De verdediging heeft voorts gesteld dat de onbetrouwbaarheid van de PGPSafeberichten onder meer blijkt uit de verschillen die zich soms voordoen bij de vermelding van de tijdstippen van verzending en ontvangst die aan die berichten zijn gekoppeld in de lijn van de verzender en die van de ontvanger.

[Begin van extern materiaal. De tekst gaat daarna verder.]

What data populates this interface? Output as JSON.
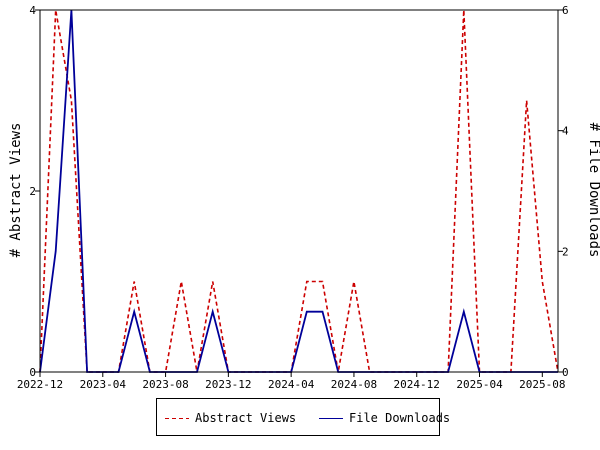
{
  "chart_data": {
    "type": "line",
    "x": [
      "2022-12",
      "2023-01",
      "2023-02",
      "2023-03",
      "2023-04",
      "2023-05",
      "2023-06",
      "2023-07",
      "2023-08",
      "2023-09",
      "2023-10",
      "2023-11",
      "2023-12",
      "2024-01",
      "2024-02",
      "2024-03",
      "2024-04",
      "2024-05",
      "2024-06",
      "2024-07",
      "2024-08",
      "2024-09",
      "2024-10",
      "2024-11",
      "2024-12",
      "2025-01",
      "2025-02",
      "2025-03",
      "2025-04",
      "2025-05",
      "2025-06",
      "2025-07",
      "2025-08",
      "2025-09"
    ],
    "series": [
      {
        "name": "Abstract Views",
        "axis": "left",
        "color": "#cc0000",
        "dash": true,
        "values": [
          0,
          4,
          3,
          0,
          0,
          0,
          1,
          0,
          0,
          1,
          0,
          1,
          0,
          0,
          0,
          0,
          0,
          1,
          1,
          0,
          1,
          0,
          0,
          0,
          0,
          0,
          0,
          4,
          0,
          0,
          0,
          3,
          1,
          0
        ]
      },
      {
        "name": "File Downloads",
        "axis": "right",
        "color": "#000099",
        "dash": false,
        "values": [
          0,
          2,
          6,
          0,
          0,
          0,
          1,
          0,
          0,
          0,
          0,
          1,
          0,
          0,
          0,
          0,
          0,
          1,
          1,
          0,
          0,
          0,
          0,
          0,
          0,
          0,
          0,
          1,
          0,
          0,
          0,
          0,
          0,
          0
        ]
      }
    ],
    "x_ticks": [
      "2022-12",
      "2023-04",
      "2023-08",
      "2023-12",
      "2024-04",
      "2024-08",
      "2024-12",
      "2025-04",
      "2025-08"
    ],
    "y_left": {
      "label": "# Abstract Views",
      "ticks": [
        0,
        2,
        4
      ],
      "range": [
        0,
        4
      ]
    },
    "y_right": {
      "label": "# File Downloads",
      "ticks": [
        0,
        2,
        4,
        6
      ],
      "range": [
        0,
        6
      ]
    },
    "legend": [
      "Abstract Views",
      "File Downloads"
    ],
    "grid": false,
    "legend_position": "bottom"
  }
}
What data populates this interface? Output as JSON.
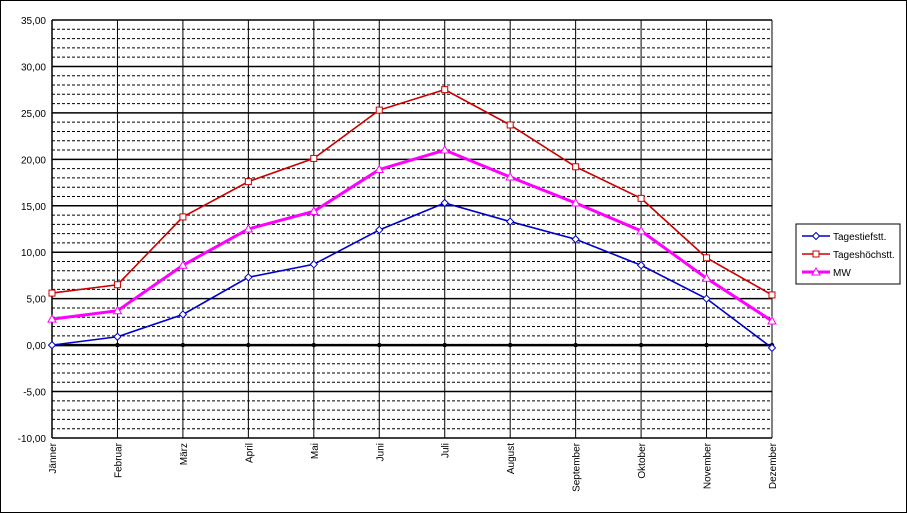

Deze verschillen in tijdstempels kunnen zich bij voorbeeld al voordoen wanneer men zich op dat moment in verschillende tijdzones bevindt, verschillende bestuurssystemen worden gehanteerd, waardoor een doorgestuurd bericht anders wordt getypeerd en/of met een ander tijdstempel (gemodificeerd, benaderd, gecreëerd) wordt opgeslagen op de server of het toestel of de tijdsinstellingen van het toestel zelf anders zijn ingesteld. Hoewel dit meebrengt dat het tijdstip van verzenden respectievelijk ontvangen van een bericht altijd een kritische blik vereist, kan hieruit niet zonder meer en niet zonder nadere specifieke toelichting de onbetrouwbaarheid van (de inhoud van) die berichten afgeleid worden.